[PATCH v5 01/11] hw/nvme: Use pcie_sriov_num_vfs()

Akihiko Odaki posted 11 patches 8 months, 2 weeks ago
Maintainers: "Michael S. Tsirkin" <mst@redhat.com>, Marcel Apfelbaum <marcel.apfelbaum@gmail.com>, Paolo Bonzini <pbonzini@redhat.com>, "Daniel P. Berrangé" <berrange@redhat.com>, Eduardo Habkost <eduardo@habkost.net>, Akihiko Odaki <akihiko.odaki@daynix.com>, Sriram Yagnaraman <sriram.yagnaraman@est.tech>, Jason Wang <jasowang@redhat.com>, Keith Busch <kbusch@kernel.org>, Klaus Jensen <its@irrelevant.dk>, Alex Williamson <alex.williamson@redhat.com>, "Cédric Le Goater" <clg@redhat.com>
There is a newer version of this series
[PATCH v5 01/11] hw/nvme: Use pcie_sriov_num_vfs()
Posted by Akihiko Odaki 8 months, 2 weeks ago
nvme_sriov_pre_write_ctrl() used to directly inspect SR-IOV
configurations to know the number of VFs being disabled due to SR-IOV
configuration writes, but the logic was flawed and resulted in
out-of-bound memory access.

It assumed PCI_SRIOV_NUM_VF always has the number of currently enabled
VFs, but it actually doesn't in the following cases:
- PCI_SRIOV_NUM_VF has been set but PCI_SRIOV_CTRL_VFE has never been.
- PCI_SRIOV_NUM_VF was written after PCI_SRIOV_CTRL_VFE was set.
- VFs were only partially enabled because of realization failure.

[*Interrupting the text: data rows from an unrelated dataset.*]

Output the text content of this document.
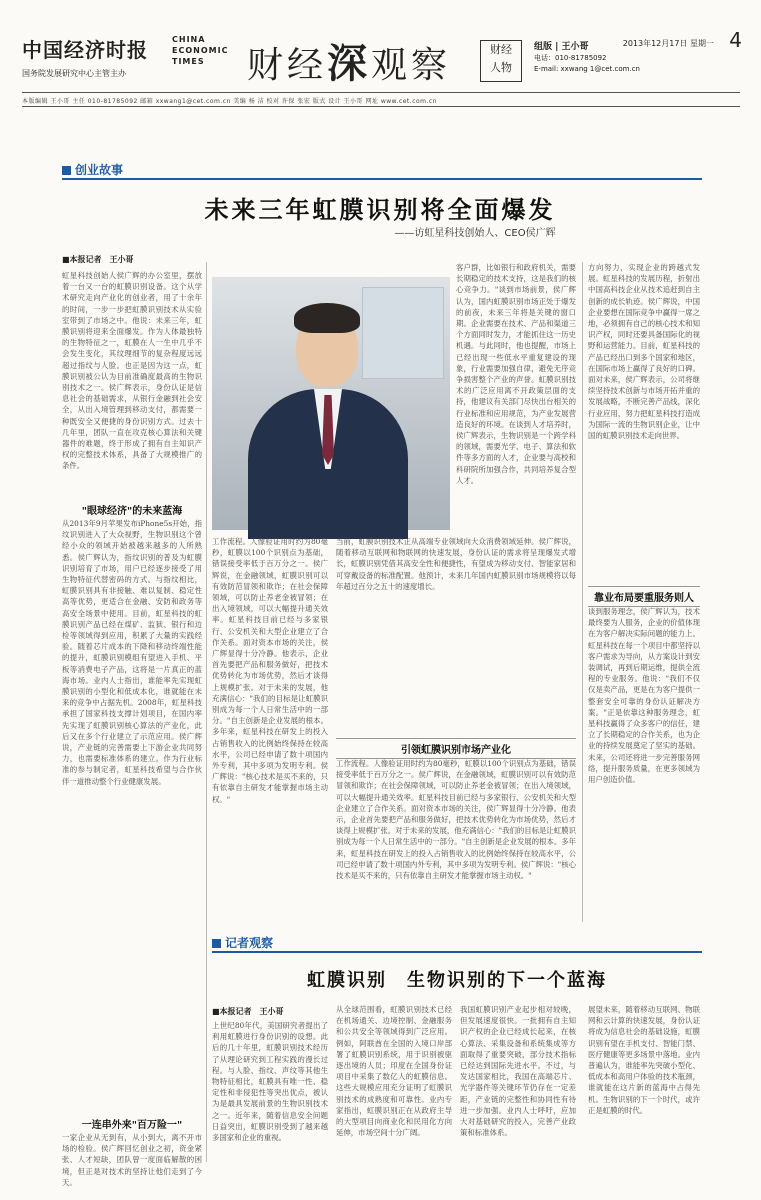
中国经济时报
国务院发展研究中心主管主办
CHINA
ECONOMIC
TIMES	财经深观察	财经
人物
组版 | 王小哥
电话：010-81785092
E-mail: xxwang 1@cet.com.cn
2013年12月17日 星期一 4
本版编辑 王小哥 主任 010-81785092 邮箱 xxwang1@cet.com.cn 美编 杨 洁 校对 许保 张宏 版式 设计 王小哥 网址 www.cet.com.cn
创业故事
未来三年虹膜识别将全面爆发
——访虹星科技创始人、CEO侯广辉
■本报记者　王小哥
虹星科技创始人侯广辉的办公室里，摆放着一台又一台的虹膜识别设备。这个从学术研究走向产业化的创业者，用了十余年的时间，一步一步把虹膜识别技术从实验室带到了市场之中。他说：未来三年，虹膜识别将迎来全面爆发。作为人体最独特的生物特征之一，虹膜在人一生中几乎不会发生变化，其纹理细节的复杂程度远远超过指纹与人脸。也正是因为这一点，虹膜识别被公认为目前准确度最高的生物识别技术之一。侯广辉表示，身份认证是信息社会的基础需求，从银行金融到社会安全，从出入境管理到移动支付，都需要一种既安全又便捷的身份识别方式。过去十几年里，团队一直在攻克核心算法和关键器件的难题，终于形成了拥有自主知识产权的完整技术体系，具备了大规模推广的条件。
"眼球经济"的未来蓝海
从2013年9月苹果发布iPhone5s开始，指纹识别进入了大众视野，生物识别这个曾经小众的领域开始被越来越多的人所熟悉。侯广辉认为，指纹识别的普及为虹膜识别培育了市场，用户已经逐步接受了用生物特征代替密码的方式。与指纹相比，虹膜识别具有非接触、难以复制、稳定性高等优势，更适合在金融、安防和政务等高安全场景中使用。目前，虹星科技的虹膜识别产品已经在煤矿、监狱、银行和边检等领域得到应用，积累了大量的实践经验。随着芯片成本的下降和移动终端性能的提升，虹膜识别模组有望进入手机、平板等消费电子产品，这将是一片真正的蓝海市场。业内人士指出，谁能率先实现虹膜识别的小型化和低成本化，谁就能在未来的竞争中占据先机。2008年，虹星科技承担了国家科技支撑计划项目，在国内率先实现了虹膜识别核心算法的产业化，此后又在多个行业建立了示范应用。侯广辉说，产业链的完善需要上下游企业共同努力，也需要标准体系的建立。作为行业标准的参与制定者，虹星科技希望与合作伙伴一道推动整个行业健康发展。
一连串外来"百万险一"
一家企业从无到有，从小到大，离不开市场的检验。侯广辉回忆创业之初，资金紧张、人才短缺，团队曾一度面临解散的困境，但正是对技术的坚持让他们走到了今天。
工作流程。人像验证用时约为80毫秒，虹膜以100个识别点为基础，错误接受率低于百万分之一。侯广辉说，在金融领域，虹膜识别可以有效防范冒领和欺诈；在社会保障领域，可以防止养老金被冒领；在出入境领域，可以大幅提升通关效率。虹星科技目前已经与多家银行、公安机关和大型企业建立了合作关系。面对资本市场的关注，侯广辉显得十分冷静。他表示，企业首先要把产品和服务做好，把技术优势转化为市场优势，然后才谈得上规模扩张。对于未来的发展，他充满信心："我们的目标是让虹膜识别成为每一个人日常生活中的一部分。"自主创新是企业发展的根本。多年来，虹星科技在研发上的投入占销售收入的比例始终保持在较高水平，公司已经申请了数十项国内外专利，其中多项为发明专利。侯广辉说："核心技术是买不来的，只有依靠自主研发才能掌握市场主动权。"
客户群，比如银行和政府机关，需要长期稳定的技术支持，这是我们的核心竞争力。"谈到市场前景，侯广辉认为，国内虹膜识别市场正处于爆发的前夜，未来三年将是关键的窗口期。企业需要在技术、产品和渠道三个方面同时发力，才能抓住这一历史机遇。与此同时，他也提醒，市场上已经出现一些低水平重复建设的现象，行业需要加强自律，避免无序竞争损害整个产业的声誉。虹膜识别技术的广泛应用离不开政策层面的支持，他建议有关部门尽快出台相关的行业标准和应用规范，为产业发展营造良好的环境。在谈到人才培养时，侯广辉表示，生物识别是一个跨学科的领域，需要光学、电子、算法和软件等多方面的人才，企业要与高校和科研院所加强合作，共同培养复合型人才。
当前，虹膜识别技术正从高端专业领域向大众消费领域延伸。侯广辉说，随着移动互联网和物联网的快速发展，身份认证的需求将呈现爆发式增长，虹膜识别凭借其高安全性和便捷性，有望成为移动支付、智能家居和可穿戴设备的标准配置。他预计，未来几年国内虹膜识别市场规模将以每年超过百分之五十的速度增长。
引领虹膜识别市场产业化
工作流程。人像验证用时约为80毫秒，虹膜以100个识别点为基础，错误接受率低于百万分之一。侯广辉说，在金融领域，虹膜识别可以有效防范冒领和欺诈；在社会保障领域，可以防止养老金被冒领；在出入境领域，可以大幅提升通关效率。虹星科技目前已经与多家银行、公安机关和大型企业建立了合作关系。面对资本市场的关注，侯广辉显得十分冷静。他表示，企业首先要把产品和服务做好，把技术优势转化为市场优势，然后才谈得上规模扩张。对于未来的发展，他充满信心："我们的目标是让虹膜识别成为每一个人日常生活中的一部分。"自主创新是企业发展的根本。多年来，虹星科技在研发上的投入占销售收入的比例始终保持在较高水平，公司已经申请了数十项国内外专利，其中多项为发明专利。侯广辉说："核心技术是买不来的，只有依靠自主研发才能掌握市场主动权。"
方向努力，实现企业的跨越式发展。虹星科技的发展历程，折射出中国高科技企业从技术追赶到自主创新的成长轨迹。侯广辉说，中国企业要想在国际竞争中赢得一席之地，必须拥有自己的核心技术和知识产权，同时还要具备国际化的视野和运营能力。目前，虹星科技的产品已经出口到多个国家和地区，在国际市场上赢得了良好的口碑。面对未来，侯广辉表示，公司将继续坚持技术创新与市场开拓并重的发展战略，不断完善产品线，深化行业应用，努力把虹星科技打造成为国际一流的生物识别企业，让中国的虹膜识别技术走向世界。
靠业布局要重服务则人
谈到服务理念，侯广辉认为，技术最终要为人服务，企业的价值体现在为客户解决实际问题的能力上。虹星科技在每一个项目中都坚持以客户需求为导向，从方案设计到安装调试，再到后期运维，提供全流程的专业服务。他说："我们不仅仅是卖产品，更是在为客户提供一整套安全可靠的身份认证解决方案。"正是依靠这种服务理念，虹星科技赢得了众多客户的信任，建立了长期稳定的合作关系，也为企业的持续发展奠定了坚实的基础。未来，公司还将进一步完善服务网络，提升服务质量，在更多领域为用户创造价值。
记者观察
虹膜识别　生物识别的下一个蓝海
■本报记者　王小哥
上世纪80年代，美国研究者提出了利用虹膜进行身份识别的设想。此后的几十年里，虹膜识别技术经历了从理论研究到工程实践的漫长过程。与人脸、指纹、声纹等其他生物特征相比，虹膜具有唯一性、稳定性和非侵犯性等突出优点，被认为是最具发展前景的生物识别技术之一。近年来，随着信息安全问题日益突出，虹膜识别受到了越来越多国家和企业的重视。
从全球范围看，虹膜识别技术已经在机场通关、边境控制、金融服务和公共安全等领域得到广泛应用。例如，阿联酋在全国的入境口岸部署了虹膜识别系统，用于识别被驱逐出境的人员；印度在全国身份证项目中采集了数亿人的虹膜信息。这些大规模应用充分证明了虹膜识别技术的成熟度和可靠性。业内专家指出，虹膜识别正在从政府主导的大型项目向商业化和民用化方向延伸，市场空间十分广阔。
我国虹膜识别产业起步相对较晚，但发展速度很快。一批拥有自主知识产权的企业已经成长起来，在核心算法、采集设备和系统集成等方面取得了重要突破，部分技术指标已经达到国际先进水平。不过，与发达国家相比，我国在高端芯片、光学器件等关键环节仍存在一定差距，产业链的完整性和协同性有待进一步加强。业内人士呼吁，应加大对基础研究的投入，完善产业政策和标准体系。
展望未来，随着移动互联网、物联网和云计算的快速发展，身份认证将成为信息社会的基础设施，虹膜识别有望在手机支付、智能门禁、医疗健康等更多场景中落地。业内普遍认为，谁能率先突破小型化、低成本和高用户体验的技术瓶颈，谁就能在这片新的蓝海中占得先机。生物识别的下一个时代，或许正是虹膜的时代。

It is a responsibility of pcie_sriov to interpret SR-IOV configurations
and pcie_sriov does it correctly, so use pcie_sriov_num_vfs(), which it
provides, to get the number of enabled VFs before and after SR-IOV
configuration writes.

Cc: qemu-stable@nongnu.org
Fixes: 11871f53ef8e ("hw/nvme: Add support for the Virtualization Management command")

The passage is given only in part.